Ratatouille follows the tried and tested Pixar formula of taking a protagonist, removing him or her from their comfortable, recognisable world, and plonking them right in the middle of somewhere they don’t belong. This time, if you haven’t guessed, the protagonist (or for the more pedantic of you, one half of the two protagonists) is a rat. A rat by the name of Remy, who dreams of becoming a chef. He’s gifted with a talent for flavours and smells, and after being evicted (rather violently) from his home, and separated from his ratty brethren, finds himself in Paris with nowhere to go, and no one to turn to. His imagination conjures an image of his hero, chef Auguste Gusteau, who leads him to Gusteau’s restaurant, which has declined in fortune since the death of it’s famous chef. Here, Remy finds himself in the company of Linguini, a garbage boy who dreams of being a chef, but is lacking the talent. The two form an alliance which will give Linguini the job he’s always wanted, but will allow Remy become the chef he could never dream of being otherwise.
Okay, there’s two ways I’m going to deal with this movie. Firstly, I’ll get the unpleasantness out of the way. There is one weakness to the film, and that’s the story. Now before some of you have aneurisms, let me say that there’s nothing particularly wrong with the story. It’s just that it’s not exactly new ground for Pixar movies. As mentioned before, it uses the formula that has proven to be successful for Pixar movies in the past. They take a character, take it out of his or her environment and place them somewhere unfamiliar. I guess this is the basis of all drama, a character’s world is disrupted and he or she must struggle to regain the equilibrium. But Pixar films do it so obviously that sometimes, SOMETIMES, it feels like the stories are just vehicles to show of technical skill. However, it’s a minor complaint. And while I’ve preferred some of Pixar’s other films story-wise, Ratatouille is perfectly fine and inoffensive.

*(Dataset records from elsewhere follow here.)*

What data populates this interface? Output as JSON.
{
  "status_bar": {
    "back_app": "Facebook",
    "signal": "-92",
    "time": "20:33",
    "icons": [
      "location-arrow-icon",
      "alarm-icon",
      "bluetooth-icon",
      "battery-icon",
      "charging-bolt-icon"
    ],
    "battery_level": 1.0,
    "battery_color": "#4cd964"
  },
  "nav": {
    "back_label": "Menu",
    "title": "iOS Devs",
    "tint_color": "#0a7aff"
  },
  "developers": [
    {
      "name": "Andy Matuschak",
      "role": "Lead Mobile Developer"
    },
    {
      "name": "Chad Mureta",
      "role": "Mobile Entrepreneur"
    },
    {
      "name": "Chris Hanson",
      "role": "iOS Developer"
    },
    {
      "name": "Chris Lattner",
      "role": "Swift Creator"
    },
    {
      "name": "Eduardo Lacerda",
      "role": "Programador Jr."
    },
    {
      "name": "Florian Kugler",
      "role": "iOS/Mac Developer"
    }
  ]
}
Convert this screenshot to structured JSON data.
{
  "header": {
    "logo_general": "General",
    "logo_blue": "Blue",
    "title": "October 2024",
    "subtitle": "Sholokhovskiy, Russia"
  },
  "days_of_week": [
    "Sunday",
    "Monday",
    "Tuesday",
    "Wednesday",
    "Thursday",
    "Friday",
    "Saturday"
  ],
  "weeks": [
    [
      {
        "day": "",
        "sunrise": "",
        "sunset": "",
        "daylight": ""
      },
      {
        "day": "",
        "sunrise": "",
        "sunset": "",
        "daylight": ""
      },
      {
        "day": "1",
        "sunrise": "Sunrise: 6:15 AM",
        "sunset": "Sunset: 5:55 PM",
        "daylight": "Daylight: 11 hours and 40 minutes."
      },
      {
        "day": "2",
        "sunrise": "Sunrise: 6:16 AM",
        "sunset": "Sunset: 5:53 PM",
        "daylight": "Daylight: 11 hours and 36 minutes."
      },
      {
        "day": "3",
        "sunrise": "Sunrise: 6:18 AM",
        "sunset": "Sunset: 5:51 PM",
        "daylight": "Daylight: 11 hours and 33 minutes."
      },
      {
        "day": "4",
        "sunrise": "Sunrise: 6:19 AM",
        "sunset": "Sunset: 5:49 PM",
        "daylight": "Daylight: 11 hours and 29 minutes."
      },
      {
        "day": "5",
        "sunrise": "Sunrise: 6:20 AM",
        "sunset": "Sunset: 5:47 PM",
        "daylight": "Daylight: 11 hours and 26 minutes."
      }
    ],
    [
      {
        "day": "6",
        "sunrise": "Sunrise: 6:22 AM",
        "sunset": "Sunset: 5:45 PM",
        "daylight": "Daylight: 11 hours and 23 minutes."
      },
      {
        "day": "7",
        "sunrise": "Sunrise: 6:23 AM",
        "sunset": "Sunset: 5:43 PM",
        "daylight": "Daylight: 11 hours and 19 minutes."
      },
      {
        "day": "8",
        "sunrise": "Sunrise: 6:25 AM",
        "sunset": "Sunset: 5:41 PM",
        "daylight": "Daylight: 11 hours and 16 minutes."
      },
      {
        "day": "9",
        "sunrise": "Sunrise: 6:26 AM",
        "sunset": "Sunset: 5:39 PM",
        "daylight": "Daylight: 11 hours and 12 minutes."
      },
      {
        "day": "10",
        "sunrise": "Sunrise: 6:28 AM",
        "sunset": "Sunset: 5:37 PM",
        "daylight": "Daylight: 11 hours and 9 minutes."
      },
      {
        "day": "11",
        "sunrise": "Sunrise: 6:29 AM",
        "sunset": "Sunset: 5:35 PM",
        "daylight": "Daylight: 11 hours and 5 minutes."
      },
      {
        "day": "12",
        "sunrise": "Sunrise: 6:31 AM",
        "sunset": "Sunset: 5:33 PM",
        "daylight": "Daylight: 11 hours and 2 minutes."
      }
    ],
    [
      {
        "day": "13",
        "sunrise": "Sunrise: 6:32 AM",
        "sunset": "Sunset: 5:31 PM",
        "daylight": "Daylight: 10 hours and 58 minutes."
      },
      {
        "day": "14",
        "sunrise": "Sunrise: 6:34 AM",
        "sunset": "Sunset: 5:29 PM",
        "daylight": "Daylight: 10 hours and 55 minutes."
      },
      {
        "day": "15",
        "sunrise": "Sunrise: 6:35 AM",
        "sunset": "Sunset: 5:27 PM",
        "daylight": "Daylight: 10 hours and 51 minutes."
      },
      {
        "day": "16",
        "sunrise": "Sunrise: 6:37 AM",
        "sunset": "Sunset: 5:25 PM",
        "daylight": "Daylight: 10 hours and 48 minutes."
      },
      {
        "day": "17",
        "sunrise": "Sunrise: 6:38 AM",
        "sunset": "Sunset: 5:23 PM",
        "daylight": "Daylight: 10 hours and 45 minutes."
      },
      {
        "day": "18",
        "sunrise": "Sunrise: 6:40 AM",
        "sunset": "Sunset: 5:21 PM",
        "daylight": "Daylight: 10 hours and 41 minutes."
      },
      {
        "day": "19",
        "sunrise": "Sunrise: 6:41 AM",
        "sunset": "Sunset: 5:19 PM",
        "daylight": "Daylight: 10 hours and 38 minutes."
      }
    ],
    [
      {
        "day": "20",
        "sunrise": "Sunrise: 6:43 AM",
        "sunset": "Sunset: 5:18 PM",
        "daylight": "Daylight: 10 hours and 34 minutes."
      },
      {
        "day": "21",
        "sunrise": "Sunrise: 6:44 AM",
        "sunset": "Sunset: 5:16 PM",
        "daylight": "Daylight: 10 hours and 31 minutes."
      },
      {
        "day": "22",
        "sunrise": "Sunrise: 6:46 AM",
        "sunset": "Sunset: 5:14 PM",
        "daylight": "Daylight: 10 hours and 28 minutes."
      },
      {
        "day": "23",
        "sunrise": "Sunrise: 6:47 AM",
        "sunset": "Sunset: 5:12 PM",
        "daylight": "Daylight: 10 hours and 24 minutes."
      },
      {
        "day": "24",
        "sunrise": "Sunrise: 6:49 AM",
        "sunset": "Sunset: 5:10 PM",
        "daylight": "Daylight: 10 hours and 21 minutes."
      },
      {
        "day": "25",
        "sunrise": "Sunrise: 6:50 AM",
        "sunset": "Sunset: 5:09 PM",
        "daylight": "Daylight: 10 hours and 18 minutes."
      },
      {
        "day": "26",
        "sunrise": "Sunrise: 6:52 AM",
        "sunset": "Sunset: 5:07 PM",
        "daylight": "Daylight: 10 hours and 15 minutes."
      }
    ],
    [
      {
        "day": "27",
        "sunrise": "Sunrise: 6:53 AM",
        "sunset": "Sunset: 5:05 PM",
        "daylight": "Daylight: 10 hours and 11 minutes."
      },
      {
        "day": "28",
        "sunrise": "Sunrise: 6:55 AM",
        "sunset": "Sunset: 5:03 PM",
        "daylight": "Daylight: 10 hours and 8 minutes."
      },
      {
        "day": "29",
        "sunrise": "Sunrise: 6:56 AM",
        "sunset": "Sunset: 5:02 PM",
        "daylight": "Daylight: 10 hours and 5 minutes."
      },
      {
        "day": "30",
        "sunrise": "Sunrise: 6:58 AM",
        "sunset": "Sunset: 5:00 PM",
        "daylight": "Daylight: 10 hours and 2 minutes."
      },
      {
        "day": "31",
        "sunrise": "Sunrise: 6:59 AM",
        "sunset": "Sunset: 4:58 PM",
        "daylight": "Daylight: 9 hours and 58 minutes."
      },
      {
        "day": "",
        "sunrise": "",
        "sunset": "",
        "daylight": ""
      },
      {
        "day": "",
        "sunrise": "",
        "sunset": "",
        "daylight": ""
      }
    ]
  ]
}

So that’s the (very minor) badness out of the way. And now onto the part I’ve been looking forward to. Quite simply, Ratatouille looks astonishing. I must have spent the first twenty minutes of the film with my jaw on the floor. We all know Pixar are good. With each film, if nothing else, they prove that they are the industry leaders when it comes to CGI animation. The character designs, animation, cinematography, production design and texturing in this film are all stunning. It’s quite difficult to find a film that is so expertly and flawlessly made. Animation is incredibly overlooked as an art form. It’s seen as film’s little brother and as such suffers from being viewed as a medium for children. It’s something animation filmmakers have struggled to overcome. In most cases, far more work goes into animation than live action. I’m somewhat biased in this, as I’m an animator myself, but the point still stands.
Brad Bird’s direction is just about perfect. He’s one of those rare filmmakers who is somewhat unnoticed, but his contribution to the art form is immense. Taking a look at his CV, it’s clear to see that Bird has the Midas touch. He worked on the Simpson in it’s golden era (the series began a rapid decline after Bird finished up work on it in ’97). He directed the incredibly underrated Iron Giant, and at Pixar directed the wonderful Incredibles. He’s struck gold again with Ratatouille, not only directing a magnificent looking film, but also directing the brilliant cast of actors, delivering great voice performances. Patton Oswalt, Ian Holm, Janeane Garofalo and Will Arnett lead the cast. But special mention must be made of Peter O’Toole. The legendary actor provides the voice for ‘villain,’ food critic Anton Ego and his acting is perfect. It’s great to see (or hear) the actor still has it (haven’t seen Venus).
After the rubbish Shrek The Third, it’s great to see a brilliantly made animated film. I watched it with a certain amount of jealousy, seeing a piece of animation so perfectly put together, and working in the same industry. But at the same time, it’s a joy to see animation made so well. Films of this quality need to be made in an industry so obsessed with films that are made to make a quick buck. This is what film was created for. This is art.